Dorman opposes slot machines, while Giannetti favors them at horse racing tracks and a few other locations in the state.
Giannetti, an energetic, boyish-looking Washington lawyer, said he never made Dorman's age and health an issue. He said he put his own age - 38 - on his campaign signs because people frequently think he is much younger than he is.
But Giannetti acknowledged that after Dorman attacked his record in the House of Delegates over the last four years - charging that he had accomplished little and stood for less - he came out swinging.
"If people try to throw a stone at me, I'm gonna throw two stones back at them - and they're going to be bigger stones," Giannetti said.
He believes the race turned on his support for the Intercounty Connector, a proposed highway that would run through Prince George's and Montgomery counties. Dorman has opposed the highway, saying more money should be spent on mass transit instead.
"The ICC is probably the key issue in the campaign that caused me to win overall," Giannetti said. "People had just had enough of the 'no-roads' attitude from their senator."
Giannetti also got a big boost from Anne Arundel County.

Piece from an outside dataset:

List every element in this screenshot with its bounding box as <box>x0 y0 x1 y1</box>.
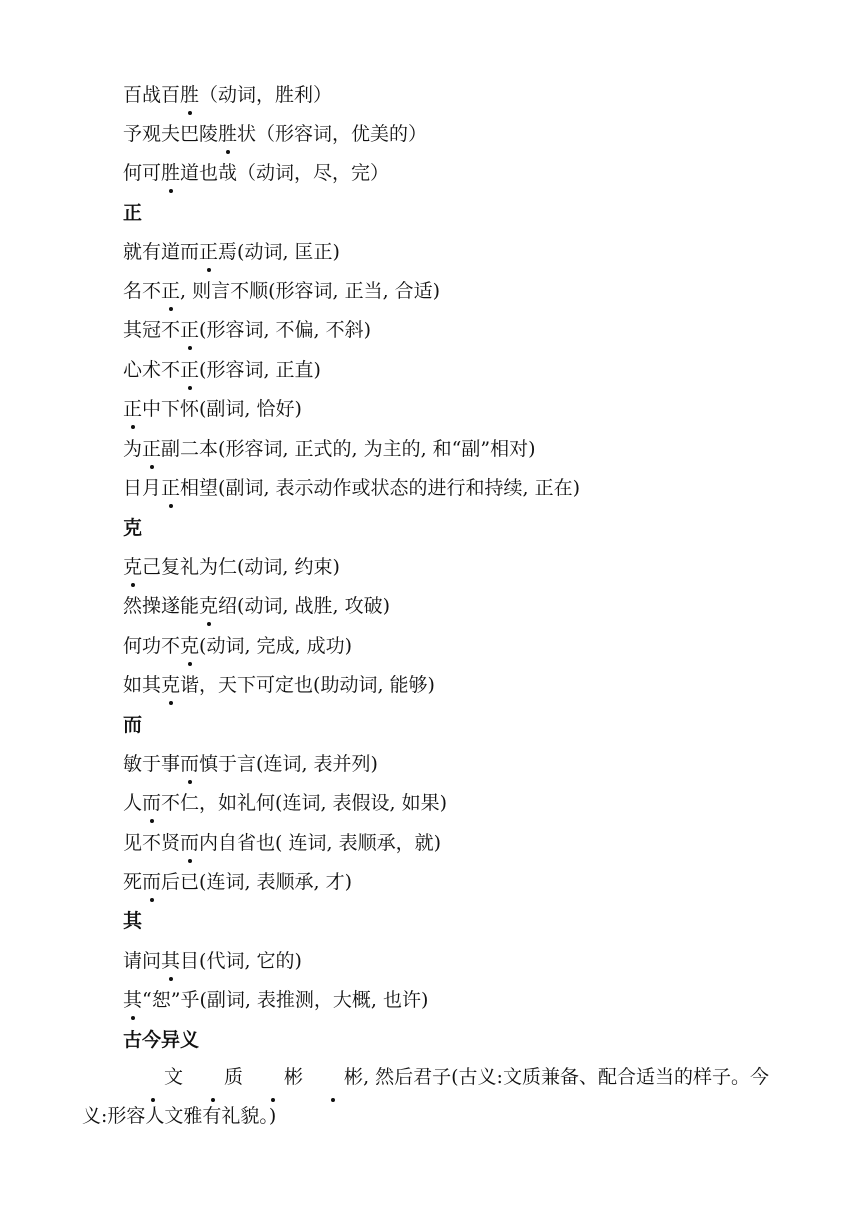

Western portions of the county - including Maryland City, Russett, Piney Orchard and parts of Jessup and Severn - were moved into the district this year.
Giannetti won all Anne Arundel precincts, tromping Dorman by 892 to 579 votes. Dorman said he campaigned aggressively in Anne Arundel, but voters there did not know his name or record as well as voters in Prince George's, where Dorman won by 61 votes, 3,469 to 3,408.
"People who know me voted for me," Dorman said.